The place settings also are important for organization and comfort. Diana Tolbert suggests using place mats instead of a tablecloth to create the sense of each guest’s space at the table. “For a formal meal, I always suggest using a charger plate,” she says. “Because the china sits on top, it creates a more formal setting and also creates a place for a creatively folded napkin to sit.” Metallic chargers are popular in bronzes, coppers, silver, platinum, red and green.

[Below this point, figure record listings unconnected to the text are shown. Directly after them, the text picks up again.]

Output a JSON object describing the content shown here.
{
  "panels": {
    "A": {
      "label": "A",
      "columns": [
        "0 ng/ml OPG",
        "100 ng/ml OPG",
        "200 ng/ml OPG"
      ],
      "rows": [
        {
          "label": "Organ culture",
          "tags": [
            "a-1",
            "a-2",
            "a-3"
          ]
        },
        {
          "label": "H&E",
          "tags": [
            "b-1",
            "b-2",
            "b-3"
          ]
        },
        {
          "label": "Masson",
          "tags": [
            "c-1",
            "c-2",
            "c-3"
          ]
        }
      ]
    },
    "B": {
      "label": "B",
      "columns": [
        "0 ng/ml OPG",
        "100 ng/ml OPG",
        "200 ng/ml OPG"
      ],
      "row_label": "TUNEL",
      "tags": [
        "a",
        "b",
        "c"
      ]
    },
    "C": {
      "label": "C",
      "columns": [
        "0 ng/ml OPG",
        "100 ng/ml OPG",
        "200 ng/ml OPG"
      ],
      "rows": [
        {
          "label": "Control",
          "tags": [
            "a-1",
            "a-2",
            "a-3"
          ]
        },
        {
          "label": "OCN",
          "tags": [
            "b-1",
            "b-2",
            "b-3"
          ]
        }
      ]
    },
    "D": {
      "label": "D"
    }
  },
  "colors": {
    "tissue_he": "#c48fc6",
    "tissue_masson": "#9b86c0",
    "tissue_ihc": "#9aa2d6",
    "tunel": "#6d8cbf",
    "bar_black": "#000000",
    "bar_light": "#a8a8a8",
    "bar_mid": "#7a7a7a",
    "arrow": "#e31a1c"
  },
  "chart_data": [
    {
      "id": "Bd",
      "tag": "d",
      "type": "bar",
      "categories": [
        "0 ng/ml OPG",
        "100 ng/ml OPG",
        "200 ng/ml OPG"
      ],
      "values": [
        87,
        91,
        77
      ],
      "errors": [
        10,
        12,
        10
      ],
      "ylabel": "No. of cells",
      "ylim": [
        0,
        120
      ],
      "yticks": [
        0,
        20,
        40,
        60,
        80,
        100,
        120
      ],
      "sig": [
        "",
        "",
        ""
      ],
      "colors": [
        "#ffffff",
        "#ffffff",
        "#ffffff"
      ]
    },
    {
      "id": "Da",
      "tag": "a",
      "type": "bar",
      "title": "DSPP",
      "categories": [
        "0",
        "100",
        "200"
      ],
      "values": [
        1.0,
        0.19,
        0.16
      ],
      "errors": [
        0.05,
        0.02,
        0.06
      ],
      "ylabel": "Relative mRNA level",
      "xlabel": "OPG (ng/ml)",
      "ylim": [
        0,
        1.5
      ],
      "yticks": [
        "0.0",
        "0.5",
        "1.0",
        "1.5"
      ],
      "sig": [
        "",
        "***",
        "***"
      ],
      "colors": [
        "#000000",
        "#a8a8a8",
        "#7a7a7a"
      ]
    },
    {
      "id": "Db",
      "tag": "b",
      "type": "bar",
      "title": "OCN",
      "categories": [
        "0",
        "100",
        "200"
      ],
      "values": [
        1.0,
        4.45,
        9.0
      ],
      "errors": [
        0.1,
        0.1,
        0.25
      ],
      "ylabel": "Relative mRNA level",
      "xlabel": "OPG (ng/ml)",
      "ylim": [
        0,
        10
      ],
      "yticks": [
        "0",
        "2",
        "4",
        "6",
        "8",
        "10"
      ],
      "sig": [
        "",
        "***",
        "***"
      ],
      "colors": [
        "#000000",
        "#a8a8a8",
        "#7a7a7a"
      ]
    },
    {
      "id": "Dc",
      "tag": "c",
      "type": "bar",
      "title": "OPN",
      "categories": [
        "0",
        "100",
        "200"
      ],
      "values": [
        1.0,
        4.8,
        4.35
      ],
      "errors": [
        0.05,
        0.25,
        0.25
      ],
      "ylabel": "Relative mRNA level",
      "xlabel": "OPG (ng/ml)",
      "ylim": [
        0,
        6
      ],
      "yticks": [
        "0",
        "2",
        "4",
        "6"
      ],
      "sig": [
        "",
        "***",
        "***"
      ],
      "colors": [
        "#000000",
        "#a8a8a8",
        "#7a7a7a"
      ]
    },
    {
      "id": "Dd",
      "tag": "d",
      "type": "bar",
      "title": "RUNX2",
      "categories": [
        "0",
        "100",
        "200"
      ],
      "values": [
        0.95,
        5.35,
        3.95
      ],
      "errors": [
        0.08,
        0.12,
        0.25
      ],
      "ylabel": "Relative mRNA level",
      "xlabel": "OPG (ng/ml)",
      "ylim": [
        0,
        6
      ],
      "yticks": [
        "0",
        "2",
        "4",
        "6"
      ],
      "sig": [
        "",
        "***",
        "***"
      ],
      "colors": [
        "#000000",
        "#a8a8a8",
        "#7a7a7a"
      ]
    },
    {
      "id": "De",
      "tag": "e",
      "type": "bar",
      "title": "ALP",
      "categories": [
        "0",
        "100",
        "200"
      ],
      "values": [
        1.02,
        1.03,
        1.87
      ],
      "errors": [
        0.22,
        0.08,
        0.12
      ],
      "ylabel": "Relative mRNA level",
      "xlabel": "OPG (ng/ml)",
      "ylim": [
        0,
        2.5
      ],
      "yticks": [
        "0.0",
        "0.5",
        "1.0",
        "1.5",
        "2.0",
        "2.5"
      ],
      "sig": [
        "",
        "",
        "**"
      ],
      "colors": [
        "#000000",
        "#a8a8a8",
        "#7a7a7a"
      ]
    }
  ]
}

The rule of thumb for centerpieces is simple. Choose flowers without a strong fragrance and consider a height that won’t impede conversation. Mel Tolbert says one centerpiece, not more than 8-12 inches tall, should be chosen for a round table, and a low rectangular centerpiece or a series of smaller arrangements should be used for a rectangular table. The color palate of the arrangement should blend with the colors in the china and may include fruits such as cranberries and limes, natural foliage such as ilex berries and even family heirloom figurines.
The Children’s Table
At larger family gatherings there’s a good chance there’s an adult table and a kids’ table, and the rules should be different at each, according to Jen Johnstone of abaTina Boutique. “The kids shouldn’t feel like they’re in exile,” Johnstone says. “They should be able to enjoy the holiday meal without having to act like miniature adults.”
She suggests having activities built into the tablescape for children, including a butcher paper tablecloth complete with markers or crayons for doodling, and an interesting centerpiece that encourages conversation. “The table should be set with the exact tableware as the adult table so it feels special, but additional activities will help keep kids entertained over the course of a longer holiday meal,” she says.
Large age gaps at the children’s table can be tricky but Johnstone says giving the older children some responsibility at the table, such as reading holiday books and helping the younger children draw and write or complete a simple craft, can help.
The key to the kids’ table is to make it fun and child-like but not childish, she says. “It is important for the kids’ table to be in close proximity to the adult table so the kids can participate in the family traditions. The kids will step up to the expectations if they understand the importance of the holiday.”
As the holidays approach, deciding on menus and giving consideration to your guests’ comfort will help in creating your tablescape. Mel Tolbert says, “People get overwhelmed and intimidated and they really just need to go for it and have fun setting the holiday table.”